Ich bin eben über einen interessanten Artikel der taz über servas gestolpert. Da kann man quasi für ömmesonst bei Privatleuten in über 120 Ländern der Welt übernachten und so die Kultur und die Gesellschaft des jeweiligen Landes hautnah erfahren. Oder andersherum kann man sich natürlich auch selbst als Host anbieten.
Zitat:
Ausgehend von den historischen Wurzeln als pazifistische Organisation versteht sich Servas bis heute als Organisation, die mit der Förderung internationaler Kontakte zum Frieden beitragen will (deshalb hat Servas sogar einen Beobachterstatus bei den Vereinten Nationen in New York). Aktive Pazifisten sind inzwischen zwar in der Minderheit, Servas-Mitglieder sind aber in der Regel politisch, historisch und sozial interessierte Menschen.

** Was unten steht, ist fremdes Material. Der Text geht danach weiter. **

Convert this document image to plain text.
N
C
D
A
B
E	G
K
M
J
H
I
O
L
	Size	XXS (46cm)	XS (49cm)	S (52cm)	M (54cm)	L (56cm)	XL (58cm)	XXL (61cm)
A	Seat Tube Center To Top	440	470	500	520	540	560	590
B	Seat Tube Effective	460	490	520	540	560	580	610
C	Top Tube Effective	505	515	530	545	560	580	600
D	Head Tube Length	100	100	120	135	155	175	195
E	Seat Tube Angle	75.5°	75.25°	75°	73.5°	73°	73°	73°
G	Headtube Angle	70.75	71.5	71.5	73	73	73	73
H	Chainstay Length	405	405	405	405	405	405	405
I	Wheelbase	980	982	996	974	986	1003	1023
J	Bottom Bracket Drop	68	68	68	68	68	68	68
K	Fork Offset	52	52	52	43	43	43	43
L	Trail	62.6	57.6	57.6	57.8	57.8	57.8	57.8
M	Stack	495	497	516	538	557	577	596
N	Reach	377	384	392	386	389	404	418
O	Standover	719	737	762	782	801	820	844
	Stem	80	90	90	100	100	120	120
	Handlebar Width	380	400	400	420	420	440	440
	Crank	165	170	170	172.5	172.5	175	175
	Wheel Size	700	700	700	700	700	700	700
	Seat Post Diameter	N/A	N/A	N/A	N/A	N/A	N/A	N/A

Das hört sich nach einer verdammt guten Idee an. Und wenn man da mal genauer nachliest, dann gewinnt man den Eindruck, dass die ganze Geschichte auch sehr gut durchdacht ist. (Interviewer, Letter-of-Introduction...)

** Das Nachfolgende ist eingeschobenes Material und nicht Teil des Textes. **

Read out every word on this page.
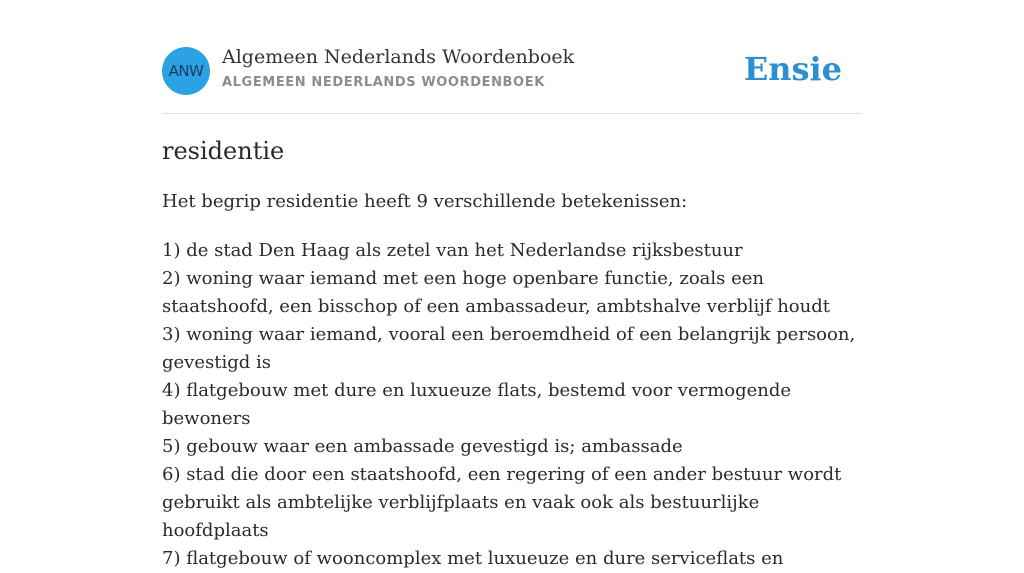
ANW
Algemeen Nederlands Woordenboek
ALGEMEEN NEDERLANDS WOORDENBOEK	Ensie
residentie

Het begrip residentie heeft 9 verschillende betekenissen:

1) de stad Den Haag als zetel van het Nederlandse rijksbestuur
2) woning waar iemand met een hoge openbare functie, zoals een staatshoofd, een bisschop of een ambassadeur, ambtshalve verblijf houdt
3) woning waar iemand, vooral een beroemdheid of een belangrijk persoon, gevestigd is
4) flatgebouw met dure en luxueuze flats, bestemd voor vermogende bewoners
5) gebouw waar een ambassade gevestigd is; ambassade
6) stad die door een staatshoofd, een regering of een ander bestuur wordt gebruikt als ambtelijke verblijfplaats en vaak ook als bestuurlijke hoofdplaats
7) flatgebouw of wooncomplex met luxueuze en dure serviceflats en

Hat von Euch schonmal jemand davon gehört? Ist Mitglied oder kennt jemanden, der bei Servas mitmacht? Erfahrungen?
Hört sich interessant an. Und ein klein wenig bürokratisch (für einen Bürokratie-Phobiker wie mich ist das durchaus eine Hürde. Mal sehen ob ich die nehme...)
Hm, ja... ein klein wenig bürokratisch ist das schon. Andererseits muß ja irgendeine Hürde und Sicherheitsvorkehrung eingebaut werden, um Mißbrauch zu verhindern. Da finde ich die Lösung mit Interviewer und Letter-of-Introduction schon recht gelungen.